Le Monde d'après 11 septembre est-il devenu plus chinois ?

10/09/2011 | Benjamin Gauducheau (Aujourd'hui la Chine).

Dix ans après les attaques, à Washington comme à Pékin, on analyse le 11 septembre comme un moment clé dans le jeu de pouvoir entre l'Amérique et la Chine.
Les tours jumelles sont toujours debout dans la réplique miniature de Manhattan du parc Window of the World, à Shenzhen
On l'oublie parfois, mais les conséquences des attentats du 11 septembre 2011 ne se sont pas limitées aux seuls États-Unis.
S'ils ont été l'occasion pour la première puissance mondiale de restreindre les libertés de ses citoyens et de se lancer à tous crins dans de nouvelles guerres, l'événement a également servi d'argument politique à bien d'autres pays, dont la Chine.
Au niveau de sa politique intérieure, d'abord, la Chine a largement utilisé l'argument terroriste pour mener une répression sur ses dissidents politiques, particulièrement au Xinjiang.
L'excuse terroriste
Dans cette région fortement musulmane très liée culturellement à l'Asie centrale, les revendications indépendantistes ont toujours été présentes, et Pékin ne les a jamais appréciées. Il y a dix ans, le gouvernement chinois a vite réagi au 11 septembre en accusant les militants Ouïgours de liens avec al Qaeda. Très vite, le mot "terroriste" est venu s'apposer dans le discours officiel, à celui de "séparatiste".
Pourtant, si certains de ces militants recourent parfois à des méthodes d'action violentes, la plupart des experts ne croient pas à une présence de l'organisation dans la région.

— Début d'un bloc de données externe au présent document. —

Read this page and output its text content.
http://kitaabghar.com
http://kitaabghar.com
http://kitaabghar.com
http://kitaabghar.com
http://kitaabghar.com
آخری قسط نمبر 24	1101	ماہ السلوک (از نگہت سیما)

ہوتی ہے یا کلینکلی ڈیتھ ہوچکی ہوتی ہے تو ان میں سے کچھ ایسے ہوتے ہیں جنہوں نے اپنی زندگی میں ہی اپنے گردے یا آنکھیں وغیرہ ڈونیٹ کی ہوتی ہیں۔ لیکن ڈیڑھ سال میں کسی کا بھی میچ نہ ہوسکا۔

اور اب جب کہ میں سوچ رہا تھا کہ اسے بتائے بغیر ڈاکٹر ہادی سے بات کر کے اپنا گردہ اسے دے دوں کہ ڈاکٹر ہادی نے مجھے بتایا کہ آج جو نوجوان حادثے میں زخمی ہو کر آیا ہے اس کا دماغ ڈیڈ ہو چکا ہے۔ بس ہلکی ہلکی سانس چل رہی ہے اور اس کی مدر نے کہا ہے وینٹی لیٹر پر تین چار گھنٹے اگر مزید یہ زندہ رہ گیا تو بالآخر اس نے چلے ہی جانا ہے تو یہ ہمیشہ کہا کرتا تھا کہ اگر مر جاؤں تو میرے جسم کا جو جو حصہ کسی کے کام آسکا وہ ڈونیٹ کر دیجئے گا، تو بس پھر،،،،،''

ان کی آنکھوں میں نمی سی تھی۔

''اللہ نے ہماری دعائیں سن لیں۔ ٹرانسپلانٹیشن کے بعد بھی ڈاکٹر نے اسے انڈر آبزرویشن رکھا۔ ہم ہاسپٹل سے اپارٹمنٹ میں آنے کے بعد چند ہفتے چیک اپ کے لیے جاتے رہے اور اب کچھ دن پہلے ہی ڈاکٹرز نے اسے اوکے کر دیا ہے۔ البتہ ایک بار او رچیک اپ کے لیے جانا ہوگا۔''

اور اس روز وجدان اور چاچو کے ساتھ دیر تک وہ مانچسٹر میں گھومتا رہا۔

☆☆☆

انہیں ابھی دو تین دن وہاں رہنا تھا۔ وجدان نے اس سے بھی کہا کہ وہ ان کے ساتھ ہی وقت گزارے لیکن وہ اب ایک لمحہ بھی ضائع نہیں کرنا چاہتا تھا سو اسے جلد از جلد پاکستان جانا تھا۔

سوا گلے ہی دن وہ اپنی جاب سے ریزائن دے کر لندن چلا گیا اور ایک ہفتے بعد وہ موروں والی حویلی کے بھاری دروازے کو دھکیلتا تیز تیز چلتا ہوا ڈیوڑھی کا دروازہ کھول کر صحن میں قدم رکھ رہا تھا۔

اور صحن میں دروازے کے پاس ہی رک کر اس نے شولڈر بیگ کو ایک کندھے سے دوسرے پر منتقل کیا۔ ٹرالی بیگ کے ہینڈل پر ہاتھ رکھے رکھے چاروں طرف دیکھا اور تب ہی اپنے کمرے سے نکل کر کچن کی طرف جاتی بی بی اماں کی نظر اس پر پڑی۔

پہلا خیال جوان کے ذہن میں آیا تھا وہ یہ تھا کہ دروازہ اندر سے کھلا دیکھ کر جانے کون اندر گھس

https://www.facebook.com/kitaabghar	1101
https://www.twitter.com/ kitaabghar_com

"On ne voit pas d'armement organisé et sophistiqué, et on a même pas vu de vraies attaques kamikazes documentées, ce qui est pourtant la marque de fabrique de ce genre de groupes, explique Dru Gladney, spécialiste du Xinjiang à l'universitéPomona de Californie, interrogé par ReutersJe pense qu'en général, les Ouïgours continuent à être très résistants au terrorisme violent. Ils pensent que cela desservira leur cause".

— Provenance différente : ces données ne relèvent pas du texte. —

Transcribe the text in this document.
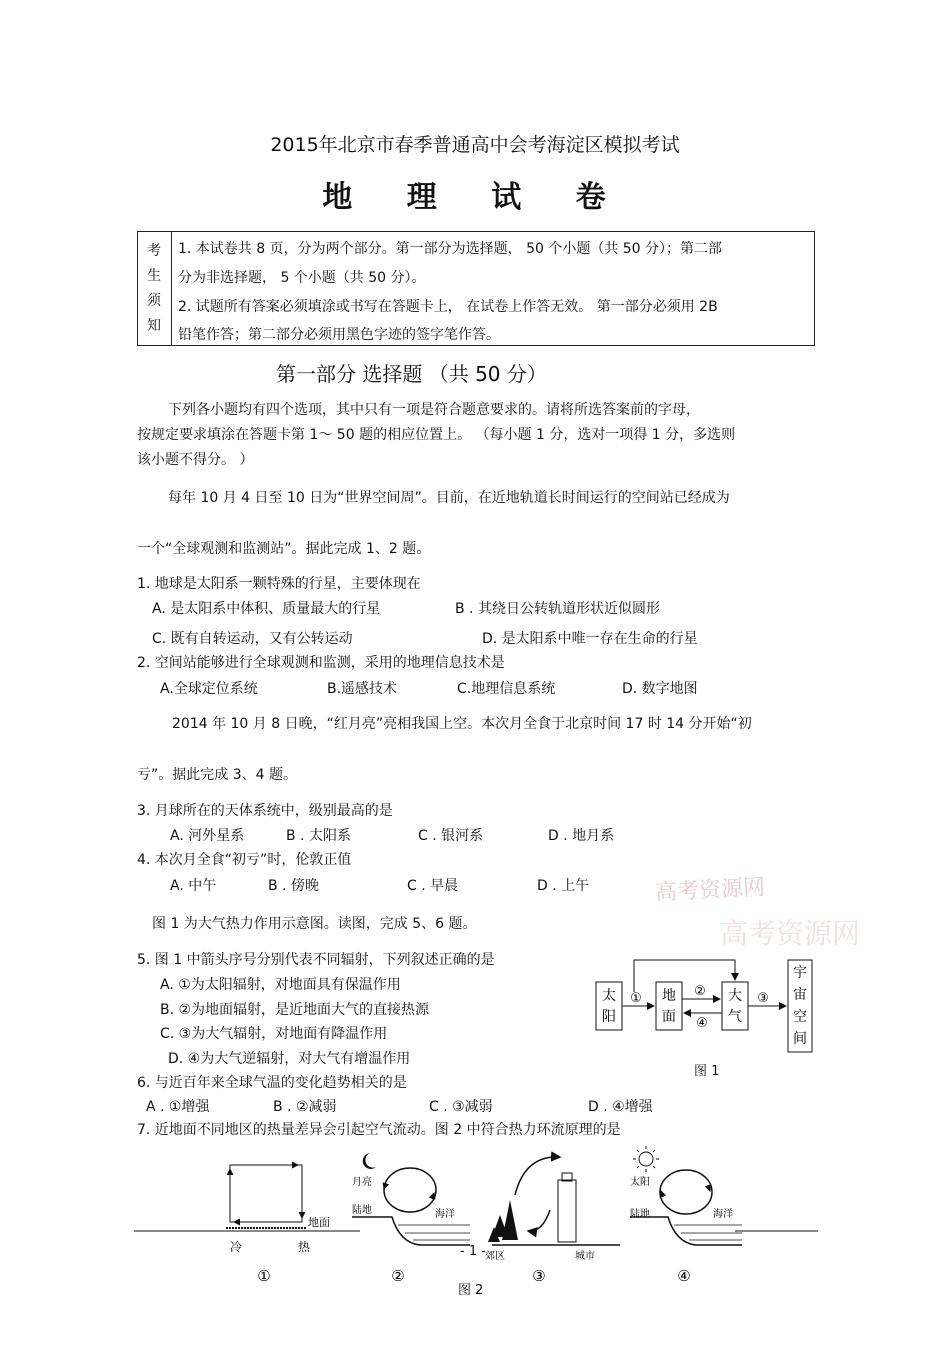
2015年北京市春季普通高中会考海淀区模拟考试
地 理 试 卷
考
生
须
知
1. 本试卷共 8 页，分为两个部分。第一部分为选择题， 50 个小题（共 50 分）；第二部
分为非选择题， 5 个小题（共 50 分）。
2. 试题所有答案必须填涂或书写在答题卡上， 在试卷上作答无效。 第一部分必须用 2B
铅笔作答；第二部分必须用黑色字迹的签字笔作答。
第一部分 选择题 （共 50 分）
下列各小题均有四个选项，其中只有一项是符合题意要求的。请将所选答案前的字母，
按规定要求填涂在答题卡第 1～ 50 题的相应位置上。 （每小题 1 分，选对一项得 1 分，多选则
该小题不得分。 ）
每年 10 月 4 日至 10 日为“世界空间周”。目前，在近地轨道长时间运行的空间站已经成为
一个“全球观测和监测站”。据此完成 1、2 题。
1. 地球是太阳系一颗特殊的行星，主要体现在
A. 是太阳系中体积、质量最大的行星	B . 其绕日公转轨道形状近似圆形
C. 既有自转运动，又有公转运动	D. 是太阳系中唯一存在生命的行星
2. 空间站能够进行全球观测和监测，采用的地理信息技术是
A.全球定位系统	B.遥感技术	C.地理信息系统	D. 数字地图
2014 年 10 月 8 日晚，“红月亮”亮相我国上空。本次月全食于北京时间 17 时 14 分开始“初
亏”。据此完成 3、4 题。
3. 月球所在的天体系统中，级别最高的是
A. 河外星系	B . 太阳系	C . 银河系	D . 地月系
4. 本次月全食“初亏”时，伦敦正值
A. 中午	B . 傍晚	C . 早晨	D . 上午	高考资源网
高考资源网
图 1 为大气热力作用示意图。读图，完成 5、6 题。
5. 图 1 中箭头序号分别代表不同辐射，下列叙述正确的是
A. ①为太阳辐射，对地面具有保温作用
B. ②为地面辐射，是近地面大气的直接热源
C. ③为大气辐射，对地面有降温作用
D. ④为大气逆辐射，对大气有增温作用
6. 与近百年来全球气温的变化趋势相关的是
A . ①增强	B . ②减弱	C . ③减弱	D . ④增强
7. 近地面不同地区的热量差异会引起空气流动。图 2 中符合热力环流原理的是
太
阳
地
面
大
气
宇
宙
空
间
①	②
④
③
图 1
地面
冷	热
月亮
陆地	海洋
郊区	城市
太阳
陆地	海洋
①	②	③	④
- 1 -
图 2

Quelques Ouïgours ont bien été arrêtés par les Etats-Unis pendant la guerre d'Afghanistan qui a suivi le 11 septembre, mais, incapable de rassembler des preuves contre eux, le gouvernement américain a fini par les relâcher, en admettant qu'il ne s'agissait pas d'"ennemis combattants".
Globalement, au moins 35 000 personnes ont été condamnées pour terrorisme à travers le monde depuis les attaques du 11 septembre 2001, alors que ce nombre n'exédait pas quelques centaines par an avant cette date, selon Associated Press, qui a réalisé une étude sur la question.
Selon AP, "l'enquête a permis de constater que plus de la moitié des condamnations ont été imposées dans deux pays -la Chine et la Turquie- qui sont fréquemment accusés d'utiliser des lois antiterrorisme pour écraser la dissidence".
A noter que les États-Unis ne sont pas en reste, avec 2934 arrestations et 2568 condamnations pour ce motif dans les dix dernières années, soit huit fois plus que dans la décennie précédente. Sans compter les arrestations, détentions arbitraires et tortures désormais bien connues du camp de Guantanamo.
La montée d'un empire
Sur le plan de la politique extérieure, le 11 septembre a en quelques sortes marqué la fin de la suprématie jusqu'alors incontestée des États-Unis, en grande partie au profit de la Chine, devenue il y a un an la deuxième puissance mondiale, devant le Japon.
Avant le 11 septembre, la Chine était un acteur secondaire sur la scène internationale. En 1996, lorsqu'elle avait tenté de s'affirmer en procédant à des tirs de missiles d'essais proches de Taiwan, la Chine avait vite dû faire profil bas devant la flotte rapidement déployée par les États-Unis.
Aujourd'hui, le premier créancier de l'Oncle Sam ne le laisse plus faire la loi tout seul dans la région, et beaucoup prédisent que la Chine éclipsera bientôt totalement les États-Unis et le pouvoir qu'ils exercent encore en Asie du sud-est.
Ces dernières années, la Chine a d'ailleurs prouvé à plusieurs reprises sa suprématie régionale, comme ce fût le cas lors de la crise diplomatique provoquée il y a un an par un différend avec le Japon autour d'îlots disputés.
Pour Yuan Peng, directeur des études américaines à l'Institut chinois des relations internationales contemporaines interrogé par le Globe and Mail, le 11 septembre "a amené les États-Unis à se concentrer sur le Moyen-Orient plutôt que sur l'Asie-Pacifique, ce qui a rendu l'environnement international de la Chine moins intense que prévu, et cela a été une bonne opportunité pour la Chine".